Ever wonder what happened to Swedish filmmaker Lukas Moodysson’s (“Show Me Love,” “Lilya 4-Ever”) English-language debut, “Mammoth,” which boasted a strong cast of Michelle Williams and Gael Garcia Bernal?
We sure did. It made it’s debut at the Berlin Film Festival earlier this year in the winter, but was seemingly met with mediocre reviews and indifference.
Essentially the film sounded like it was taking global politics and turning them personal with heart-wrenching living room dilemmas.
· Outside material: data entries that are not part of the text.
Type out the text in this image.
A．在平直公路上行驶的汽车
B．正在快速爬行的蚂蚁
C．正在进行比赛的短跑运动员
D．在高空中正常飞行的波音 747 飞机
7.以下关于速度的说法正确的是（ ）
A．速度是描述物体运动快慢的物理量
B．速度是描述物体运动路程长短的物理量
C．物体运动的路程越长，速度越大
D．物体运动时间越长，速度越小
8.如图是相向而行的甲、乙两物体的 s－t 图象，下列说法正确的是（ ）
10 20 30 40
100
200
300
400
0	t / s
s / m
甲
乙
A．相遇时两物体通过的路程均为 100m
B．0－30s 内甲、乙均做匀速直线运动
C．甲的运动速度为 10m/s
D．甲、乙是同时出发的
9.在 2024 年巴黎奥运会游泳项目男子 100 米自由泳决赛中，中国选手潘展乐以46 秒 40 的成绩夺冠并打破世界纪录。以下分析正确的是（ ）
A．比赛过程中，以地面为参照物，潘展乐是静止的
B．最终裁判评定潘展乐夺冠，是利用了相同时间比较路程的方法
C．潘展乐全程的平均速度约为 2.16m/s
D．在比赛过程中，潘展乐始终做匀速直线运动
A tale of families divided, the story begins in New York, where Leo (Gael Garcia Bernal) prepares to leave wife Ellen (Michelle Williams) and their 8-year old daughter for an extended business trip to Thailand. Busy with work, Ellen becomes increasingly dependent on Gloria, the family’s nanny, who is pining for her two little boys at home in the Philippines. With great attention to the complexities of human relationships and emotion, the stories and tremendous performances of MAMMOTH culminate in a stunning cinematic experience.
Now the film is getting its belated U.S. release on November 20 via IFC as announced as part of their fall schedule (via IndieWire). The film is actually playing the Hamptons International Film Festival this weekend where we hope to check it out early if we can make it up there in time.
Other films of note playing in the fall at the IFC center in New York (and presumably and hopefully on IFC On Demand for the rest of the country) are François Ozon’s (“Swimming Pool,” “8 Women”) latest, “Ricky” which will screen in the latter half of December and Corneliu Porumboiu’s “Police, Adjective” which will hit theaters on December 23 for a small, two-week run (sad to think that an award winner at Cannes basically amounts to two weeks screening time in the U.S. and that’s it).
Here’s the “Mammoth,” trailer for those that are curious. We know despite the lukewarm reviews, we’re still very interested.
As much as I love IFC for picking up these films, they kinda drop the ball on a lot of releases. I've lamented here and elsewhere their treatment of Christophe Honore's films.
Seems like they figured out they bungled the last one because the newly anglicized title "The Beautiful Person" (La Belle Personne) is getting re-released after a pitiful opening in New York in March. They didn't even have a poster, or a subtitled trailer, and with an indifferent NYTimes review, it predictably the film came and went. (In March they kept La Belle Personne as a title.)
For the October 28th re-release they're using the French poster, with the French title, and there's still no English trailer.
If you're going to spend the money to buy a film, why not cut a trailer, put up a poster and let people who aren't looking for the film find it? If IFC had been doing their job right Louis Garrell would be an art-house star, and be more than enough to sell this thing or his father's "Frontier Of Dawn," aslo dumped last Spring.
I doubt they'll be able to sell Mammoth either.
You really think another studio would release Mammoth or any of the films IFC picks up wider?
The fact of the matter is they push them as wide as can be that will make money.
There's not huge markets for these films unfortunately. Dumbasses across the country have proven this with their votes, i.e., their ticket purchases each box-office weekend.
Mammoth was garbage. I dont understand why any studio would want to release it.